The change in Japandroids‘ sound is almost successful. Singer Brian King‘s hooks are no longer yelled (like hell to the heavens) over the din of their garage band roar, which is an interesting change. Other moments, like the drums entering in “No Known Drink…”, would have been impossible with their previously hands-off production style. The synths, however, are either painfully unsuited to the band’s sound or they add little to it. The weakest moment on the album is accordingly “Arc Of Bar”, the place they try to expand their sound the furthest. After some risky synths a fairly good song is trimmed with some dodgy production choices including a choir (which almost works). I would never want to encourage a band to stick to one sound throughout their career but I think with a better producer they could have made something that expanded their sound without sounding quite so alien.

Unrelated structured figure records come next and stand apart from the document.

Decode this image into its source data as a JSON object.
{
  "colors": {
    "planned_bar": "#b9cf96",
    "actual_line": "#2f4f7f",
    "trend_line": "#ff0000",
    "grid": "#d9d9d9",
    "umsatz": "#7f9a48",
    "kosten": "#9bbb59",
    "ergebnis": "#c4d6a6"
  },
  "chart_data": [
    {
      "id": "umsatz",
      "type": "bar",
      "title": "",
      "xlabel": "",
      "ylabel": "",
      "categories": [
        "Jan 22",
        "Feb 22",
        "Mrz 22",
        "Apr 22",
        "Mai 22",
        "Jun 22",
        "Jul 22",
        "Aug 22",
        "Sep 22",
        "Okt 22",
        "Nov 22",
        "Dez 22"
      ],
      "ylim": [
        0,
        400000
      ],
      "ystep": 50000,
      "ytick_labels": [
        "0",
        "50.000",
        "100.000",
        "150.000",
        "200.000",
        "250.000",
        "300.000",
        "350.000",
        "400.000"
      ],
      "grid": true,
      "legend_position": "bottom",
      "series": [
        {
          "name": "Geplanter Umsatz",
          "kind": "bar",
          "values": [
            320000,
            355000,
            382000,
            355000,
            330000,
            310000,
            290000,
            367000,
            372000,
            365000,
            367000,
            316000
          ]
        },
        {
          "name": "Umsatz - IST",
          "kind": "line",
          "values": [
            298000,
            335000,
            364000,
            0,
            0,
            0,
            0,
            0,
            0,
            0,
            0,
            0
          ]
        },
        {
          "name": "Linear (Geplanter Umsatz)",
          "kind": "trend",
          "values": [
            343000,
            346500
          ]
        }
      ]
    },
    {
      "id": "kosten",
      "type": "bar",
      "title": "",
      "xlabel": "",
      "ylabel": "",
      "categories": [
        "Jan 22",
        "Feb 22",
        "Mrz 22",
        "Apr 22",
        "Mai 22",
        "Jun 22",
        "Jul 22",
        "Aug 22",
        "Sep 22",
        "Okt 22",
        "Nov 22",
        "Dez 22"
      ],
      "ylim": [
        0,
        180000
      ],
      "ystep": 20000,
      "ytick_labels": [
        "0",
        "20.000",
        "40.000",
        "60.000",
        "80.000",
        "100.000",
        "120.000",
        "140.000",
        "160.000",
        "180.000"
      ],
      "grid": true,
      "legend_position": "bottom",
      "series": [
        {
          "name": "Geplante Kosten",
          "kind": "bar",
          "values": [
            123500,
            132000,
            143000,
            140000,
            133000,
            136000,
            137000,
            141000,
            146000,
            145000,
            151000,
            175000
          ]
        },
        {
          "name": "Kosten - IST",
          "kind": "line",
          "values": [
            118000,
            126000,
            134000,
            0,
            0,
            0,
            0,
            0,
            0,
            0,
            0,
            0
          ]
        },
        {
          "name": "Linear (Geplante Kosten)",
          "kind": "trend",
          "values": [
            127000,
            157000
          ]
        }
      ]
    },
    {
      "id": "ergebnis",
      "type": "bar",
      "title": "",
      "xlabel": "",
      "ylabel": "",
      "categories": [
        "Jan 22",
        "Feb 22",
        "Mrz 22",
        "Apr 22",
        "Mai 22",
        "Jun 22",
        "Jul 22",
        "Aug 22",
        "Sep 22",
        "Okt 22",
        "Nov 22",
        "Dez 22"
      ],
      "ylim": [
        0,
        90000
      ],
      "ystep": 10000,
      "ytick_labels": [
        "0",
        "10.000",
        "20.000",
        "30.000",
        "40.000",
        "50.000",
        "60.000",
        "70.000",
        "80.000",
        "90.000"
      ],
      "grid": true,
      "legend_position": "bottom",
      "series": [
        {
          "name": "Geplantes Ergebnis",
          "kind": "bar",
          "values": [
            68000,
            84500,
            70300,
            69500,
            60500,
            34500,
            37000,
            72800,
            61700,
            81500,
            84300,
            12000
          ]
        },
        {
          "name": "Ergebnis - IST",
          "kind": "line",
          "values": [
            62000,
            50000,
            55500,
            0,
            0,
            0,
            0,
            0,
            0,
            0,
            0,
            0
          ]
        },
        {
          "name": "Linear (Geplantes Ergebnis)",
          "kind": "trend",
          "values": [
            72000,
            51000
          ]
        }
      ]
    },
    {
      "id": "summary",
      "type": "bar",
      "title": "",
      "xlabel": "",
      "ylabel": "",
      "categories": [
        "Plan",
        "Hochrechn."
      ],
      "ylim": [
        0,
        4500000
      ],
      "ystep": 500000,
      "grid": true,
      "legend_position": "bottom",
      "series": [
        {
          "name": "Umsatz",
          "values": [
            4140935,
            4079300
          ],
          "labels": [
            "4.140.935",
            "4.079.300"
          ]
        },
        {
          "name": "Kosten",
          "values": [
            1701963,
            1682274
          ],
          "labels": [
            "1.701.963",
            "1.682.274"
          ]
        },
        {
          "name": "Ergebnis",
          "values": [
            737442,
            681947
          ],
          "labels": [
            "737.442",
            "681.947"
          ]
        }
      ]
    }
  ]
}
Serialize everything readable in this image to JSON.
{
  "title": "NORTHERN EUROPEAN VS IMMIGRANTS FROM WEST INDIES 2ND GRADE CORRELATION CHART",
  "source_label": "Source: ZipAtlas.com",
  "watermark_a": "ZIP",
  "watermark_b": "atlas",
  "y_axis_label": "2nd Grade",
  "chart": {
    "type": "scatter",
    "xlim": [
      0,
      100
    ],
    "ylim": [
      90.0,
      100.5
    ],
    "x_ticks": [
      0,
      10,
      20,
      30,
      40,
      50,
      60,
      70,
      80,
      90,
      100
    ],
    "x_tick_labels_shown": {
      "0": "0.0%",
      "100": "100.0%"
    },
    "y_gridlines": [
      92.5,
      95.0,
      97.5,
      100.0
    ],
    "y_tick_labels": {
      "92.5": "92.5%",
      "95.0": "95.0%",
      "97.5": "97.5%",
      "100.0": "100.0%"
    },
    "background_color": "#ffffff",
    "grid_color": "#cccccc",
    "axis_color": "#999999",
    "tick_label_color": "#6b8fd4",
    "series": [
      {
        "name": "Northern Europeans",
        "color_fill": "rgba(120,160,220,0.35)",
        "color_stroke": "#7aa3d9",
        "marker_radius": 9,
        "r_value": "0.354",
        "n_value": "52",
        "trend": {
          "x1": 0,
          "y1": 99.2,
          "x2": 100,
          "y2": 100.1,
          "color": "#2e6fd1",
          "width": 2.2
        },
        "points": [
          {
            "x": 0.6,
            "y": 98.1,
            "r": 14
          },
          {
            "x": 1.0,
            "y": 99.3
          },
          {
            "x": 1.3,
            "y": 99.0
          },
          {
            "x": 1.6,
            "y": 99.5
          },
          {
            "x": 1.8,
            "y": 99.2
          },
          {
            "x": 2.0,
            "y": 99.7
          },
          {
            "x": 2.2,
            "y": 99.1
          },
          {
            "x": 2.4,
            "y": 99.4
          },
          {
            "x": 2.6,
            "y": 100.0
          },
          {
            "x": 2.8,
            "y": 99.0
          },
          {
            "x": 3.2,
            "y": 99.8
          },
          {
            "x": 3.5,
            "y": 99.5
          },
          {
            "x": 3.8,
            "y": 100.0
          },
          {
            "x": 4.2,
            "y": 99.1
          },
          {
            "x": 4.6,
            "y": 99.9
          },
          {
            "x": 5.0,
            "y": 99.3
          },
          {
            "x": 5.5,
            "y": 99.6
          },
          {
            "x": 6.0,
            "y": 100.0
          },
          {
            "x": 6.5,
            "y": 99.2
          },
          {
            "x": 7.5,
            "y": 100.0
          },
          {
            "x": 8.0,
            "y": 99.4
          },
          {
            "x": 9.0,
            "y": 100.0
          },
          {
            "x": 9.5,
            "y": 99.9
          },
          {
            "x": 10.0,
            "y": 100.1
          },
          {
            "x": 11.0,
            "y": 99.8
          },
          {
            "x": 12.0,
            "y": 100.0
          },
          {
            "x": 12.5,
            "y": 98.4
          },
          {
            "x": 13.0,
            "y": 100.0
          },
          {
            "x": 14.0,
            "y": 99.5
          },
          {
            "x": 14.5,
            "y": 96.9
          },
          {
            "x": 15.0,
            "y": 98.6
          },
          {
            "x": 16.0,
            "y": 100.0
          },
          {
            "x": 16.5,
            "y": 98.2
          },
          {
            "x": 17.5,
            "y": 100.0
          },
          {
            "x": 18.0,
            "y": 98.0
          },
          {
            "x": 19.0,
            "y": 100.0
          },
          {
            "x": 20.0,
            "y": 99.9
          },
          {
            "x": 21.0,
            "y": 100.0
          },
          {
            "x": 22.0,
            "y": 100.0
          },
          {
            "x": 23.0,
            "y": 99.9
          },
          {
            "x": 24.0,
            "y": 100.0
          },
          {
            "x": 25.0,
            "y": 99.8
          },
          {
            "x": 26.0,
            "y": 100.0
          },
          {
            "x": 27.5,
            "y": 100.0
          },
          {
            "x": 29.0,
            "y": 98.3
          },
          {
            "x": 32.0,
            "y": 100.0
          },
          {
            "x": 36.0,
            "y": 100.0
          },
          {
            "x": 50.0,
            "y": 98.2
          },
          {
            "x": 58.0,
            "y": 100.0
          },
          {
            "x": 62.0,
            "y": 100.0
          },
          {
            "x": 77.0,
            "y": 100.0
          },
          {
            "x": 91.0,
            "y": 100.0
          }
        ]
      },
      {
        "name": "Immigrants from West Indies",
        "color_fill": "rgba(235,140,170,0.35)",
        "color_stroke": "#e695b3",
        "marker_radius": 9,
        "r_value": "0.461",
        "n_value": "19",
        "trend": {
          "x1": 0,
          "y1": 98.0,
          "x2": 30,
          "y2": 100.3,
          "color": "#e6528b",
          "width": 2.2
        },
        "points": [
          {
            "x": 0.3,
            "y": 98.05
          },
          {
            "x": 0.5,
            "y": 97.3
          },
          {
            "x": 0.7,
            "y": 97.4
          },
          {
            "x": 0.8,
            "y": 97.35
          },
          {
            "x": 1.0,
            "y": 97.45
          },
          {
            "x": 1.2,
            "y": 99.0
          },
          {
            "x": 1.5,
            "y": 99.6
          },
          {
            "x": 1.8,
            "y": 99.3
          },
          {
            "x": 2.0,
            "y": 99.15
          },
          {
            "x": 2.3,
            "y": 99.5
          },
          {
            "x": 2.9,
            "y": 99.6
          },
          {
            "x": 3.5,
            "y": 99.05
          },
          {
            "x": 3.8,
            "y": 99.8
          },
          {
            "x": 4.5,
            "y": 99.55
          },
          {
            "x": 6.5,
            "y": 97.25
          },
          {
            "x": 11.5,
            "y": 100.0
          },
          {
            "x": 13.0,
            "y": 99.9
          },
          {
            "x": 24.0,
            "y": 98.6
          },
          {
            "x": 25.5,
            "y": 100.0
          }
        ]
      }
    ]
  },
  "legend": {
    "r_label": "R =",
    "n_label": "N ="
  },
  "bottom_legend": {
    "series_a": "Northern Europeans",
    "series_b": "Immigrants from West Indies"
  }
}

With their totally heartfelt sincerity, Japandroids have always skirted around the edge of my usual sense of taste. This can sometimes make them come off as your drunk (or high) friend telling you exactly how much they love you while you’re stone sober – that is, it’s appreciated but it’s just a bit much. The somewhat cleaner production here makes those moments feel slightly more painful, just that bit closer to conventional radio rock or pop-punk.

My issue with the album “Near To The Wild Heart Of Life” is that the moments that don’t work can easily taint for me the moments that do. The truly gross synth at the start of “Arc Of Bar” made me cringe so much when I first heard it that it stopped me noticing that much of the album is still a flawed but strong effort. This is their least good album so far but there are still moments of pleasure to be taken from it. Hopefully they find a producer who gets them the way Dave Fridmann gets The Flaming Lips or Nigel Godrich gets Radiohead. I sure hope so. At the moment, it feels like reading a copy of “On The Road” that, due to a printing error, has an unrelated, poorly-written chapter about aliens.